Indeed, nearly every malady now facing Halliburton follows from deals done during Cheney's reign. Those deals are ultimately the responsibility of the Halliburton board of directors -- who, rather than choose an experienced CEO who knew the oil-field services and construction business, picked a charter member of the Bush family's crony network.

Halliburton's board members have been candid in discussing the reasons for hiring Cheney -- and his business acumen is never mentioned. Cheney, whose degrees are in political science, had virtually no business experience when he became CEO of Halliburton in 1995. Thomas H. Cruikshank, the former chairman of Halliburton, told one reporter that Cheney got the job because "he would be able to open doors around the world and to have access practically anywhere ... There was a lot that he could bring in the way of customer relationships."
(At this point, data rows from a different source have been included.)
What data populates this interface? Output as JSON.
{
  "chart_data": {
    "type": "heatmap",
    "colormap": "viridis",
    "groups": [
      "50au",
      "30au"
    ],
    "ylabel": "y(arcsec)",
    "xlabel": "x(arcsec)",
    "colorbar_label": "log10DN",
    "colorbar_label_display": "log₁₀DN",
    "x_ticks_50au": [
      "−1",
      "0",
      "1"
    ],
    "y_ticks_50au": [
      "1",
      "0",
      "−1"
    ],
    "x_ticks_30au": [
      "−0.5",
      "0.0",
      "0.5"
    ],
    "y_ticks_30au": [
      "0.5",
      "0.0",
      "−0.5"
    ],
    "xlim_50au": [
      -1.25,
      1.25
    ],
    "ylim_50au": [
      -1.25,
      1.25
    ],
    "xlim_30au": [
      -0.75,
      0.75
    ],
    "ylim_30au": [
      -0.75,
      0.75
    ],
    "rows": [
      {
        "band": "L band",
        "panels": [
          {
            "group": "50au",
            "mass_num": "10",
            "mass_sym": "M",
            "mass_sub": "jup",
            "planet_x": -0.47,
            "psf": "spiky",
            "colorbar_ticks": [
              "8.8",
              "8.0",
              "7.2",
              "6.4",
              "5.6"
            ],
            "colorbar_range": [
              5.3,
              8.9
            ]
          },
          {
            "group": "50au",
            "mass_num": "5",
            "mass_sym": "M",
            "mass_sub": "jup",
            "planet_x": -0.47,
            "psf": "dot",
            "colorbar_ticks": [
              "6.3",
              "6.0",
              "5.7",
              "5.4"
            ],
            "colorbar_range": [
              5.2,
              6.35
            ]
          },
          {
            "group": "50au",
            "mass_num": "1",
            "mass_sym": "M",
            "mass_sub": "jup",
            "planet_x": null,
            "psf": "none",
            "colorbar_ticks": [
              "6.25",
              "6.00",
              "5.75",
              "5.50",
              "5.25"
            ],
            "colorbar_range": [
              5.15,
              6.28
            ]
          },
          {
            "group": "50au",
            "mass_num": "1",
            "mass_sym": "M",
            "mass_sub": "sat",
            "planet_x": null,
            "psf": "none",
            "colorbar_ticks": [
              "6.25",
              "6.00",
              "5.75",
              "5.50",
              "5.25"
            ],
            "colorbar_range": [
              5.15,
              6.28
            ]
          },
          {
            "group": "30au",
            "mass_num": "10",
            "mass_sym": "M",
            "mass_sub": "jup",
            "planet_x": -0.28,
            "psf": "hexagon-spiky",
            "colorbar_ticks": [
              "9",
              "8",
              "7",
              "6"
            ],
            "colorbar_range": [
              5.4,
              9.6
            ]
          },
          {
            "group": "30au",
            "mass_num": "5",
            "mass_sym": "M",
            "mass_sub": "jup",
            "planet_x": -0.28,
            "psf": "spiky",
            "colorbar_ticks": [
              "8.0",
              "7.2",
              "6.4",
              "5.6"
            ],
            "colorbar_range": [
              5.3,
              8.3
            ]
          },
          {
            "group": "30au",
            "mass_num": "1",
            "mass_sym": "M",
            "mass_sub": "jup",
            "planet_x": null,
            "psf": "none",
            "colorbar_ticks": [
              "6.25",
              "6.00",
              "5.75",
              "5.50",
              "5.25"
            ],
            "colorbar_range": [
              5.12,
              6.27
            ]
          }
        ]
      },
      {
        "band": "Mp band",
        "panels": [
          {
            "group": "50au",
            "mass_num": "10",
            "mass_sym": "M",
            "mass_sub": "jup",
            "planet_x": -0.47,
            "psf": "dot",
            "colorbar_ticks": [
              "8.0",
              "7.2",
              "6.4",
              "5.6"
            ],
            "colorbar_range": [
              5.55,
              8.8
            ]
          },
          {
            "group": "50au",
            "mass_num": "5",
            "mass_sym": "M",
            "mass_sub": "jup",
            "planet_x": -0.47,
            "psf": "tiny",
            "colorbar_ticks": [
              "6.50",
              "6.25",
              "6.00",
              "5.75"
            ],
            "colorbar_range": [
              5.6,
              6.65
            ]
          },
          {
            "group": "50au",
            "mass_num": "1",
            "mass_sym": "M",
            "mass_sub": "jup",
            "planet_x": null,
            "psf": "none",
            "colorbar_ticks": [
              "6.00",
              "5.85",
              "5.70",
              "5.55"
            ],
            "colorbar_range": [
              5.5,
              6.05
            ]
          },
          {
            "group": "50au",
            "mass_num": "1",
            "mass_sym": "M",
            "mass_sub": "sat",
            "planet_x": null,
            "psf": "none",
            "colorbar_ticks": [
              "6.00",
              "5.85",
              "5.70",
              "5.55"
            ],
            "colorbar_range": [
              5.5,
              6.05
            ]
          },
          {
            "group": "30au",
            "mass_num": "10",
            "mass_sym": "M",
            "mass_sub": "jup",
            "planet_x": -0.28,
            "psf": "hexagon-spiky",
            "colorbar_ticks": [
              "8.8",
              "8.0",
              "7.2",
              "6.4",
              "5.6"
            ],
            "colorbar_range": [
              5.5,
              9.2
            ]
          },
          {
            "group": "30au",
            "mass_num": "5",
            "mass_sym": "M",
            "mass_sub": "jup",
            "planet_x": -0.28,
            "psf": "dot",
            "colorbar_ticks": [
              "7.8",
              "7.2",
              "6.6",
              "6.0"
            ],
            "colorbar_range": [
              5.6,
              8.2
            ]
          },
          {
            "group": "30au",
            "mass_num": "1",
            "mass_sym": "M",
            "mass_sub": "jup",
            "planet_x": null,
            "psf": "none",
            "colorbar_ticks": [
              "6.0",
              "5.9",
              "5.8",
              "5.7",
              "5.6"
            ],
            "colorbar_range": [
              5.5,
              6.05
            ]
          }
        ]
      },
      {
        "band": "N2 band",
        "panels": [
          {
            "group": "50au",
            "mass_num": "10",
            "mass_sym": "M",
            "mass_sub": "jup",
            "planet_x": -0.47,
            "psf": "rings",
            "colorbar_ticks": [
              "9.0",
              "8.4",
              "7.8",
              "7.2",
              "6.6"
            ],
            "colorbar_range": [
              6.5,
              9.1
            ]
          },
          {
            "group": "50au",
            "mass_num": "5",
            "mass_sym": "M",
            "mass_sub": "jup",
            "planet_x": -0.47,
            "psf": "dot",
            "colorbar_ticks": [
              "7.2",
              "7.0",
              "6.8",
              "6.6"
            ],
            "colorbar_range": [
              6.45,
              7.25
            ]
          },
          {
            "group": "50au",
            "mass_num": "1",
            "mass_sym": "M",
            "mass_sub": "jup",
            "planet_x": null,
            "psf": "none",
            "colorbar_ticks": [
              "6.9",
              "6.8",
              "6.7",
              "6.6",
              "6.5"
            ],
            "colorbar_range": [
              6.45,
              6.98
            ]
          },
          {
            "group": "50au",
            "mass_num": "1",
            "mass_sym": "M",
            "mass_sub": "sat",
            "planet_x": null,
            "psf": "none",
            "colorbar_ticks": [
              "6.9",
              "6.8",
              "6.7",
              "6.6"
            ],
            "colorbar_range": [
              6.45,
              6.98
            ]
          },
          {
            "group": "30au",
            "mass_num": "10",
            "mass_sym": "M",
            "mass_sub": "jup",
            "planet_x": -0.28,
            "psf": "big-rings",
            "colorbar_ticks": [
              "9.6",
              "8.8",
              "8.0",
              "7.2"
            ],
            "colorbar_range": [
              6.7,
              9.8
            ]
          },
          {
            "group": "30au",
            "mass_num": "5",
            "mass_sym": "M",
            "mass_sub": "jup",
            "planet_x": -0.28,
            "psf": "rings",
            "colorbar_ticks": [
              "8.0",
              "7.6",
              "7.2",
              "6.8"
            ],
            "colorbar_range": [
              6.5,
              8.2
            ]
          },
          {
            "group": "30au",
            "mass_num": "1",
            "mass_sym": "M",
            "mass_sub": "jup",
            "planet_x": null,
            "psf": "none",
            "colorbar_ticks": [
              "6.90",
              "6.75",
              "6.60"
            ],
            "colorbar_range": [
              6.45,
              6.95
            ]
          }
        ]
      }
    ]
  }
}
But there's little evidence to show that those relationships did Halliburton any good. Instead, Cheney's ability to forge relationships got Halliburton into the worst acquisition in its history. In January of 1998, Cheney went quail hunting with Bill Bradford, the chairman of Dresser Industries, another big oil-field services company. During their shooting expedition on a ranch in South Texas, Cheney proposed a merger with Dresser. After a series of meetings, Bradford agreed.

But Cheney didn't grasp the scope of Dresser's legal liabilities. Dresser owned a subsidiary that was facing a mountain of legal bills stemming from its old asbestos business. That asbestos problem began catching up to Halliburton almost immediately. The year of the merger, Halliburton had about 70,000 outstanding claims on asbestos. By 2002, it was facing more than 300,000 lawsuits. In late 2001 alone, the company was hit by jury verdicts totaling $122 million. The company's stock price fell like a rock -- going from a high of more than $60 in the days after Cheney was named as Bush's running mate to as low as $9. Credit rating agencies downgraded Halliburton's debt, and there was open talk of bankruptcy.

Since then, Halliburton has been able to strike a deal with its insurers to cover much of the asbestos-related costs. But Halliburton is likely to suffer from its asbestos hangover for several years to come, as it works to pay down increased debt it took on to resolve the matter.

"The Dresser deal will go down as one of the worst deals in the modern energy business," says a Houston-based energy analyst who has been following Halliburton for several years. The analyst asked that his name not be used -- which is not surprising given Halliburton's size and the staunch Republican leanings of most energy business personnel. Asked if Cheney was a good CEO for Halliburton, the analyst replied, "The answer is clearly no. He knows how to make decisions. But he wasn't an energy guy. You can't find anything good that comes out of his tenure."

Another Cheney-era deal, the Brazilian offshore oil project known as Barracuda-Caratinga, is also draining the company's cash. During Cheney's time at the helm, Halliburton agreed to a fixed-price contract with the Brazilian oil company, Petrobras, to build the infrastructure needed for the two offshore oil fields -- Barracuda and Caratinga, which are located in about 3,000 feet of water. But the project has spun out of control. In a June 29 research note, Merrill Lynch analyst Mark S. Urness wrote that the cost overruns and charges taken by Halliburton on the project have already totaled $675 million, and the company may still have to cough up another $272 million to resolve the mess.

Despite the problems, Urness still rates Halliburton a "buy," saying that the company has a "solid fundamental outlook" that is based on its "leading oil services franchise, as we anticipate increased worldwide upstream capital spending by producers through 2004-05."

Halliburton recently lost a $106 million legal judgment to a pair of Houston oil companies that had claimed the services giant violated confidentiality agreements in an oil deal in western Kazakhstan, near the Caspian Sea. Again, Cheney was involved.